Chariot of Jupiter rendering for show.
Chariot of Jupiter rendering for show.

The Orchestra of New Spain is already well known for playing on Baroque instruments, which are very different from their modern day cousins. The score calls for a smallish orchestra: two violins, a cello and a bass, a harp, a teorbo (bass guitar), drums, a trumpet, and, of course, castanets. “And a thunder machine,” added Wilkins with a sly grin.

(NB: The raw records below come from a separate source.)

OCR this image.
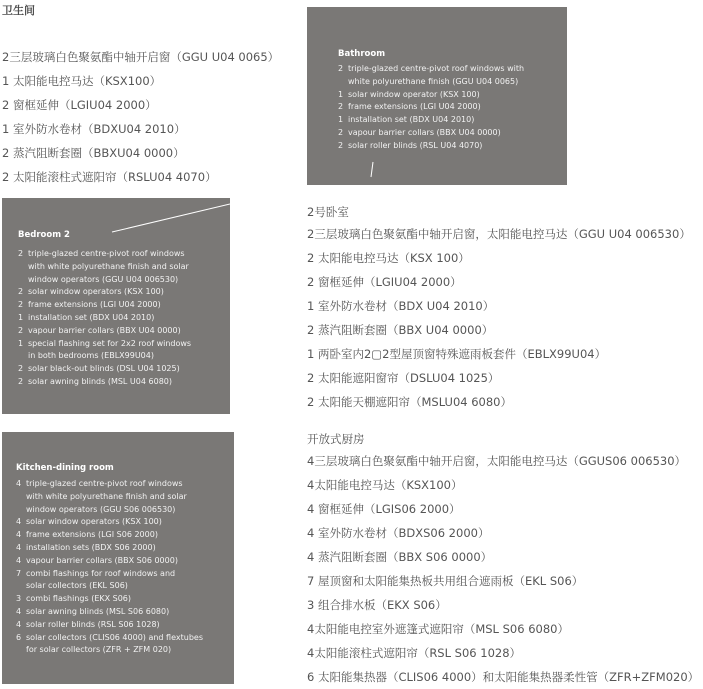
卫生间
2三层玻璃白色聚氨酯中轴开启窗（GGU U04 0065）
1 太阳能电控马达（KSX100）
2 窗框延伸（LGIU04 2000）
1 室外防水卷材（BDXU04 2010）
2 蒸汽阻断套圈（BBXU04 0000）
2 太阳能滚柱式遮阳帘（RSLU04 4070）
Bathroom
2 triple-glazed centre-pivot roof windows with
white polyurethane finish (GGU U04 0065)
1 solar window operator (KSX 100)
2 frame extensions (LGI U04 2000)
1 installation set (BDX U04 2010)
2 vapour barrier collars (BBX U04 0000)
2 solar roller blinds (RSL U04 4070)
Bedroom 2
2 triple-glazed centre-pivot roof windows
with white polyurethane finish and solar
window operators (GGU U04 006530)
2 solar window operators (KSX 100)
2 frame extensions (LGI U04 2000)
1 installation set (BDX U04 2010)
2 vapour barrier collars (BBX U04 0000)
1 special flashing set for 2x2 roof windows
in both bedrooms (EBLX99U04)
2 solar black-out blinds (DSL U04 1025)
2 solar awning blinds (MSL U04 6080)
2号卧室
2三层玻璃白色聚氨酯中轴开启窗，太阳能电控马达（GGU U04 006530）
2 太阳能电控马达（KSX 100）
2 窗框延伸（LGIU04 2000）
1 室外防水卷材（BDX U04 2010）
2 蒸汽阻断套圈（BBX U04 0000）
1 两卧室内2▢2型屋顶窗特殊遮雨板套件（EBLX99U04）
2 太阳能遮阳窗帘（DSLU04 1025）
2 太阳能天棚遮阳帘（MSLU04 6080）
Kitchen-dining room
4 triple-glazed centre-pivot roof windows
with white polyurethane finish and solar
window operators (GGU S06 006530)
4 solar window operators (KSX 100)
4 frame extensions (LGI S06 2000)
4 installation sets (BDX S06 2000)
4 vapour barrier collars (BBX S06 0000)
7 combi flashings for roof windows and
solar collectors (EKL S06)
3 combi flashings (EKX S06)
4 solar awning blinds (MSL S06 6080)
4 solar roller blinds (RSL S06 1028)
6 solar collectors (CLIS06 4000) and flextubes
for solar collectors (ZFR + ZFM 020)
开放式厨房
4三层玻璃白色聚氨酯中轴开启窗，太阳能电控马达（GGUS06 006530）
4太阳能电控马达（KSX100）
4 窗框延伸（LGIS06 2000）
4 室外防水卷材（BDXS06 2000）
4 蒸汽阻断套圈（BBX S06 0000）
7 屋顶窗和太阳能集热板共用组合遮雨板（EKL S06）
3 组合排水板（EKX S06）
4太阳能电控室外遮篷式遮阳帘（MSL S06 6080）
4太阳能滚柱式遮阳帘（RSL S06 1028）
6 太阳能集热器（CLIS06 4000）和太阳能集热器柔性管（ZFR+ZFM020）
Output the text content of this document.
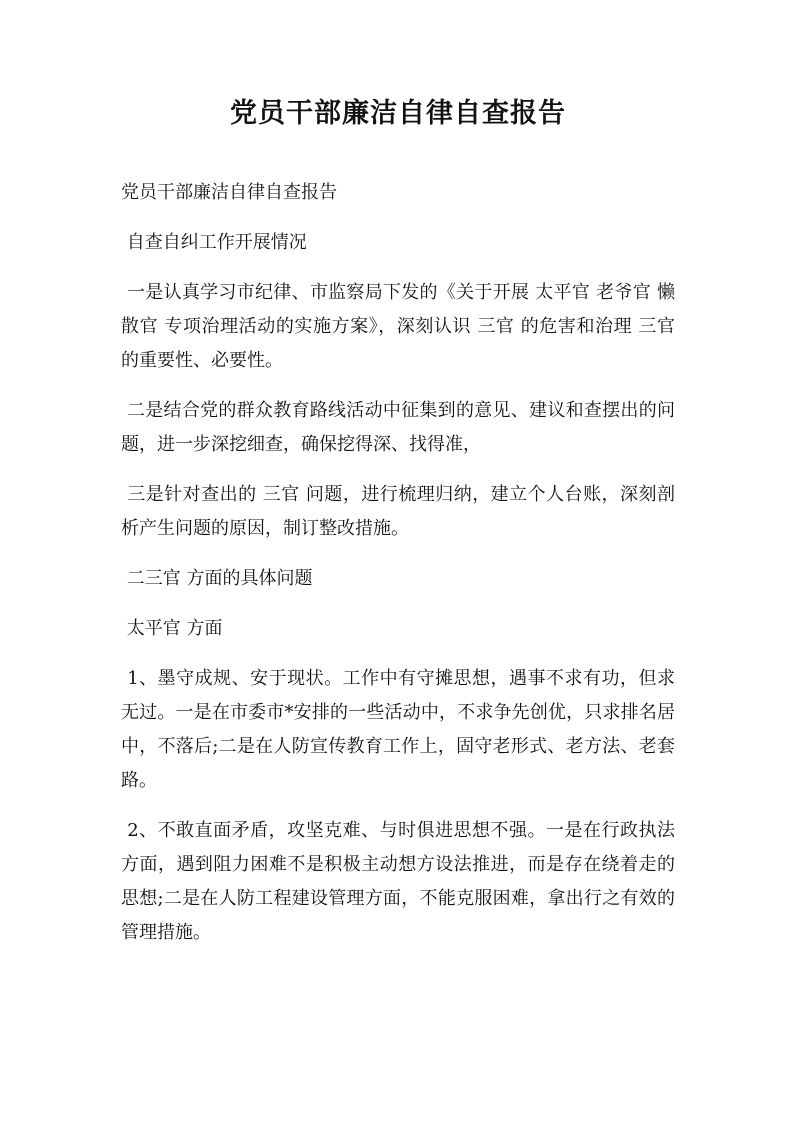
党员干部廉洁自律自查报告

党员干部廉洁自律自查报告

自查自纠工作开展情况

一是认真学习市纪律、市监察局下发的《关于开展 太平官 老爷官 懒散官 专项治理活动的实施方案》，深刻认识 三官 的危害和治理 三官 的重要性、必要性。

二是结合党的群众教育路线活动中征集到的意见、建议和查摆出的问题，进一步深挖细查，确保挖得深、找得准，

三是针对查出的 三官 问题，进行梳理归纳，建立个人台账，深刻剖析产生问题的原因，制订整改措施。

二三官 方面的具体问题

太平官 方面

1、墨守成规、安于现状。工作中有守摊思想，遇事不求有功，但求无过。一是在市委市*安排的一些活动中，不求争先创优，只求排名居中，不落后;二是在人防宣传教育工作上，固守老形式、老方法、老套路。

2、不敢直面矛盾，攻坚克难、与时俱进思想不强。一是在行政执法方面，遇到阻力困难不是积极主动想方设法推进，而是存在绕着走的思想;二是在人防工程建设管理方面，不能克服困难，拿出行之有效的管理措施。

Wilkins first encountered one act of the zarzuela in 1989 when he was digging around in the archives of the National Opera in Madrid. “Some time later, I met the scholar Gordon Hart, who had translated the text and transcribed the music. In 2007, we presented some selections of the score at the San Isidro Museum in Madrid and, in 2008, at the Meadows School of Music in Dallas. In cooperation with the Texas Camarata (another original instruments group), we presented it at the Modern Art Museum in Fort Worth. Now,” he said with obvious pride, “we will see the entire production, much as it would have been seen in 1640s.”

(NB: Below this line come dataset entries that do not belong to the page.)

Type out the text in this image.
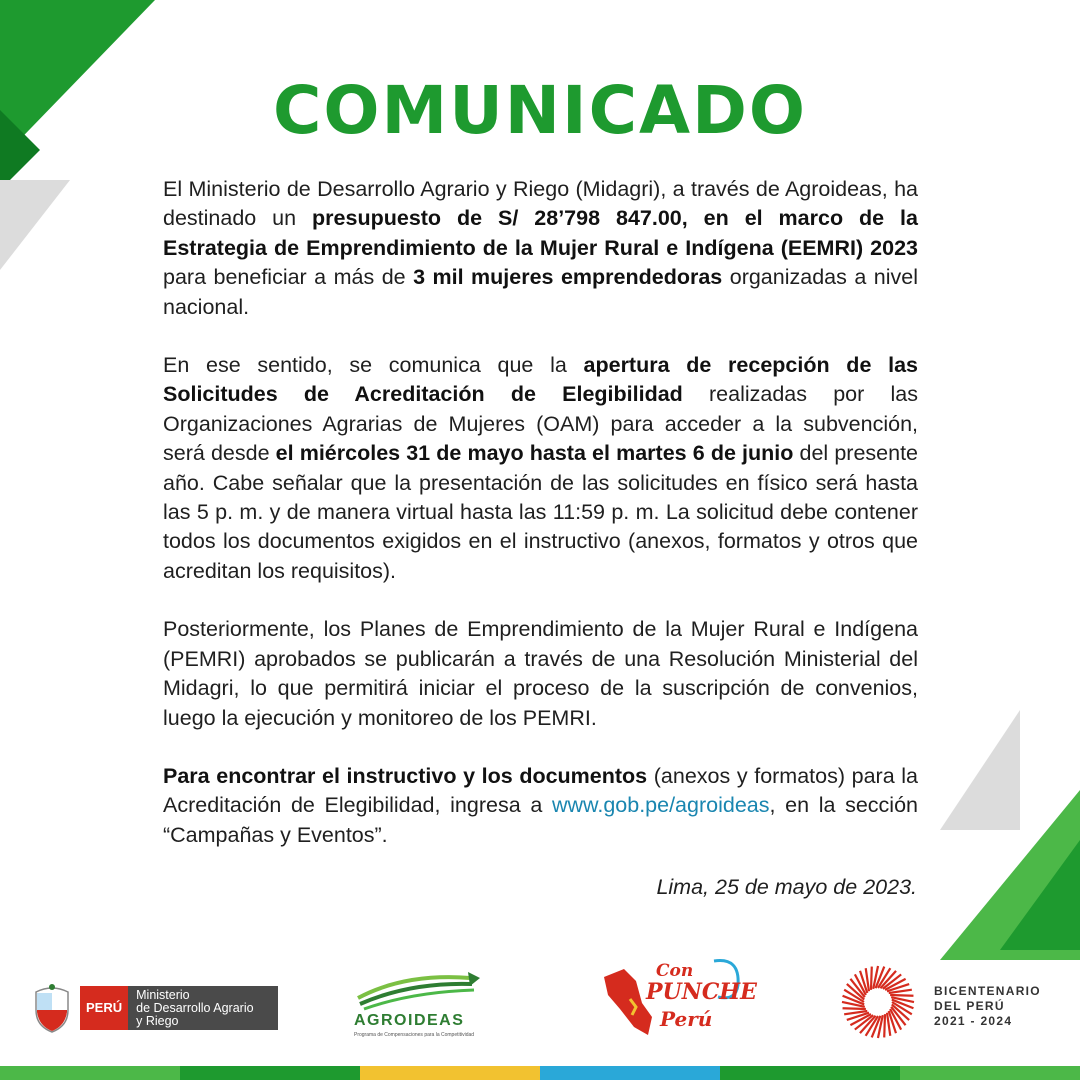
COMUNICADO

El Ministerio de Desarrollo Agrario y Riego (Midagri), a través de Agroideas, ha destinado un presupuesto de S/ 28’798 847.00, en el marco de la Estrategia de Emprendimiento de la Mujer Rural e Indígena (EEMRI) 2023 para beneficiar a más de 3 mil mujeres emprendedoras organizadas a nivel nacional.

En ese sentido, se comunica que la apertura de recepción de las Solicitudes de Acreditación de Elegibilidad realizadas por las Organizaciones Agrarias de Mujeres (OAM) para acceder a la subvención, será desde el miércoles 31 de mayo hasta el martes 6 de junio del presente año. Cabe señalar que la presentación de las solicitudes en físico será hasta las 5 p. m. y de manera virtual hasta las 11:59 p. m. La solicitud debe contener todos los documentos exigidos en el instructivo (anexos, formatos y otros que acreditan los requisitos).

Posteriormente, los Planes de Emprendimiento de la Mujer Rural e Indígena (PEMRI) aprobados se publicarán a través de una Resolución Ministerial del Midagri, lo que permitirá iniciar el proceso de la suscripción de convenios, luego la ejecución y monitoreo de los PEMRI.

Para encontrar el instructivo y los documentos (anexos y formatos) para la Acreditación de Elegibilidad, ingresa a www.gob.pe/agroideas, en la sección “Campañas y Eventos”.

Lima, 25 de mayo de 2023.
PERÚ
Ministerio
de Desarrollo Agrario
y Riego	AGROIDEAS
Programa de Compensaciones para la Competitividad
Con
PUNCHE
Perú
BICENTENARIO
DEL PERÚ
2021 - 2024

Due to the limitations of the City Performance Hall as a theatrical venue, there is no fly space for one thing; the sets will all be made of painted drops. They are newly made from preserved drawings of set designs of the era. The costumes are also based on historical drawings and are being built by the Dallas Costume Shop.

Wilkins will have almost a month of rehearsals. “I realize that this sounds luxurious for an opera like (Puccini’s) La Bohème, but our singers have to learn a completely different way of acting and singing. They have to get in the Baroque groove,” he said.

He doesn’t have that problem with his orchestra. “The original instrument movement started decades ago, so most orchestral players have some acquaintance with Baroque performance practices. They may not have Baroque instruments, but they get the style. Of course, my players all have accurately reproduced instruments and we have worked together for years,” he said.

“We have lost something by our constant updating,” said Wilkins. “If you go back to the source and do this music like it was originally done, it is more convincing and more integrated than any modern version.”

As Woolfe summarizes in his afore-mentioned and excellent article on the subject, authentic Baroque performances of opera are “…far enough from the way opera is done today to be mesmerizing.”